Popular song's powerful and insistent, even relentless, quest for deeper knowledge has not, I feel, been sufficiently recognised. One thinks of, for example, "What becomes of the broken hearted?", "Why do fools fall in love?", and Donny Osmond's all-encompassingly thoughtful "Why?".
And now Professor Stephen Hawking has reminded me of the wisdom of that under-rated reggae performer-philosopher, Johnny Nash: "There are more questions than answers. And the more I find out the less I know. Yeah, the more I find out the less I know."
The professor, you see, having posed a pretty big question on the internet - "How can the human race survive the next hundred years? - has now posted this: "I don't know the answer."
As he is a professor, that's not quite true, of course. He goes on to say that our future must be to spread out into space, but that this won't happen for at least 100 years; in the meantime, he suggests the best hope lies in genetic engineering that would make us "wise and less aggressive".
As you would expect, scientific solutions. But it seems to me that there might be other things that we can do which don't call for quite so much lab work, employing instead different kinds of imagination, targeting goals that would make life more of a positive, inspiring proposition. Remember, contentment and optimism are the motors that allow responsible behaviour to thrive.
Consider how much unsustainable activity that damages the health of both ourselves and the planet is done for consolation: the drink, the food, the long hot bath, all to make up for various disappointments.
So, clearly, we have to up the enjoyment in being green. Worthiness is not enough. For too long fun has been selfishly monopolised by excess. Planet saving needs more of the feelgood factor so brilliantly exploited by Bob Geldof, Bono and Richard Curtis in Live Aid and 8 and Comic Relief: help given, conscience displayed and appeased, he gets the chance to play "I Don't Like Mondays" to more than 47 people, we get the chance to be condescending about Dido: perfect. Well, apart from Dido, obviously.
So let's move away from the doom thing and make survival more of a giggle, starting with a pep-up to this government plan for home carbon audits. Stephen Fry, for example, might be persuaded to write The Lighter Side of Loft Insulation. We could have a quiz show, I'm Sorry I Haven't A Solar Panel, Ant and Dec could pay surprise visits to check on household equipment energy saving, Stand By For a Good Kicking, and I can see a terrific family sitcom with the same theme, Not Remotely Funny, with something, hopefully, for Dame Judi and a cheeky teenager with glasses.

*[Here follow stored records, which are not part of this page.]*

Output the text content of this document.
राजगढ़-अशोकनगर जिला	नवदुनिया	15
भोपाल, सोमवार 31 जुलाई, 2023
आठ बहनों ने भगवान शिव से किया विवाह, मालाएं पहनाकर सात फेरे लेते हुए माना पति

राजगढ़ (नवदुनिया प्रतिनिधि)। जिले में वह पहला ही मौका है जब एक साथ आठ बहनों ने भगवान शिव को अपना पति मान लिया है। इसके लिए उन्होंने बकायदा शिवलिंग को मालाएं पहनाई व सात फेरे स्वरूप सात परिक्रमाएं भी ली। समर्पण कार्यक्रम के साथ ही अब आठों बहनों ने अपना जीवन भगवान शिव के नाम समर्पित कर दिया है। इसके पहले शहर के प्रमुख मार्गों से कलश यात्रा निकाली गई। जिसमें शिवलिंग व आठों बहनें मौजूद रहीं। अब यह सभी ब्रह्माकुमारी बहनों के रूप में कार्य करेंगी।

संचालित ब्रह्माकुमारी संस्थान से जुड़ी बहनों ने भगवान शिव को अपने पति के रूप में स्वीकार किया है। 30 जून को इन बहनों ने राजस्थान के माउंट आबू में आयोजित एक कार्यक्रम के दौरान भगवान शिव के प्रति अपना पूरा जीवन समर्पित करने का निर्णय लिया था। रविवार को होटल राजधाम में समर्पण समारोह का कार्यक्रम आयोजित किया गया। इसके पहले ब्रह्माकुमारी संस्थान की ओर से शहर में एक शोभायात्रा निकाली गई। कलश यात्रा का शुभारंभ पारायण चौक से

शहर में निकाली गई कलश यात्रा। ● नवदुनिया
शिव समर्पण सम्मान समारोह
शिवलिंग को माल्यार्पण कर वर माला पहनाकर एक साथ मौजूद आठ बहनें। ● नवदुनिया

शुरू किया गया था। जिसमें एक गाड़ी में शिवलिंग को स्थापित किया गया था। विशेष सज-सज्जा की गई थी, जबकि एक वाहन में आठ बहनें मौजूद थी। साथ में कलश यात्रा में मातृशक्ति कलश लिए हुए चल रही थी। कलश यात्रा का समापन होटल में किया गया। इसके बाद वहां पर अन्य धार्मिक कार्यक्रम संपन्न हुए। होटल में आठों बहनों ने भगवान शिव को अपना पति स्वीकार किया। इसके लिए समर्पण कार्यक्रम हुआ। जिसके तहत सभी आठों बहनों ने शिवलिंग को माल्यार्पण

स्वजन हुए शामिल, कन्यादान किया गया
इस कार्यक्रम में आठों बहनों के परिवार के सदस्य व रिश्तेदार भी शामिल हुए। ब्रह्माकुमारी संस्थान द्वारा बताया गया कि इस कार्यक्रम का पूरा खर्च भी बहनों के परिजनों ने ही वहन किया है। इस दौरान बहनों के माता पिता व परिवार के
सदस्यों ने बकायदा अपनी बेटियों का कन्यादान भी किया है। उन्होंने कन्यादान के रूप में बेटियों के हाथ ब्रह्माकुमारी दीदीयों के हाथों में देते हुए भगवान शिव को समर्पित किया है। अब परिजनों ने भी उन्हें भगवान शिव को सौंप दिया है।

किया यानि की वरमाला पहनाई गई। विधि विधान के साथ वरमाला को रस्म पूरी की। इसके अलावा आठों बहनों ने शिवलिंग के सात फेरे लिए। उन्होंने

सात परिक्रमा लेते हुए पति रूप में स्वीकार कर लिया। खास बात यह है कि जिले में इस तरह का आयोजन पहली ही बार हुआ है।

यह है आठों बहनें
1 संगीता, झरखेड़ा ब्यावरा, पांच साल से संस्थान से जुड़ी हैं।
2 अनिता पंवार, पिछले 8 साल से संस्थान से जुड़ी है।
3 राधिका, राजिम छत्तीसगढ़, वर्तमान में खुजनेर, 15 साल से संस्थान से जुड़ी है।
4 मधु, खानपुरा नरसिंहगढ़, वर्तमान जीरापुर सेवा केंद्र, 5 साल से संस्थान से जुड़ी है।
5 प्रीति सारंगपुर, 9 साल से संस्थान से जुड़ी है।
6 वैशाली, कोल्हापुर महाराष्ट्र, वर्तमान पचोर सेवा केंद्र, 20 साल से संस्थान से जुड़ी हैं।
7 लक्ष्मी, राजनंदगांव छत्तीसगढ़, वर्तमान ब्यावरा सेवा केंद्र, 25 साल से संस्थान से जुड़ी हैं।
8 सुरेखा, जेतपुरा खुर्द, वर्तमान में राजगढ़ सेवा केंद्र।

There's been quite a bit of resistance to David Cameron putting a wind turbine on his house, hasn't there? But what if they played a merry tune, or made farting noises? In connection with which, I was intrigued to see that Professor Hawking was recently spotted at a folk festival, so perhaps the answer is blowing in the wind, after all.
Other thoughts for centennial survival? Plenty. Persuade George Bush's daughters not to go into politics. Make the Bishop of London Air Vice Marshal and chief of the defence staff. Put Monty Panesar in charge of asteroid interception. Get the North Koreans to hand over their nuclear programme to the firm that's building Wembley. Iran might think about Sven Goran Eriksson for theirs. The Home Office could advise China on economic development. And the Prime Minister could go on holiday.
Beware of seasonal flashpoints
My monitoring of top seasonal stories continues. No sign of sheep rolling over cattlegrids yet; a slight fauna shortage, in fact, apart from the woman bitten by a squirrel in Swindon, three Bigfoot sightings in Oklahoma, and, of course, the guard dog, left, that ate Elvis's teddy bear in Somerset. Still, we have had the World Santa Claus Convention in Copenhagen, vegetables - Tesco are introducing a square melon - and a UFO sighting outside Sunderland.
I was also excited by a neighbour flashpoint new to me - wind chime rage - but the hot action has been, as you would expect, at the seaside, with an "X-Factor-style" contest for donkeys (won last year by Nosey from Paignton), and the first Man Traps Testicles in Deckchair story, complete with traditional opening: "A Croatian man got a nasty surprise when ..."
Take care out there.
* Having mentioned recently that the smallest pub in Britain is The Nutshell in Bury St Edmunds, I must tell you that the title has now been claimed by The Signal Box (which is what it was), eight feet square, Cleethorpes. Still, I maintain that The Nutshell (15 by 7 and a half) is the smallest funniest pub in Britain, as it has a sign welcoming coach parties.
Health experts, meanwhile, are divided over this move to smaller pubs. Although it will discourage big drinkers, there remain clear issues with the newly identified problem of erect imbibing (the so- called "vertical drinking") and its dread consequence, yes, indeed, another one, I'm afraid: jostle rage.
My view, as a fan of intimate spaces, is that friction is easily avoided if you drink when the barman shouts "now!" and there aren't too many lefthanders in. I should also, as a rule, avoid karaoke night. Cheers.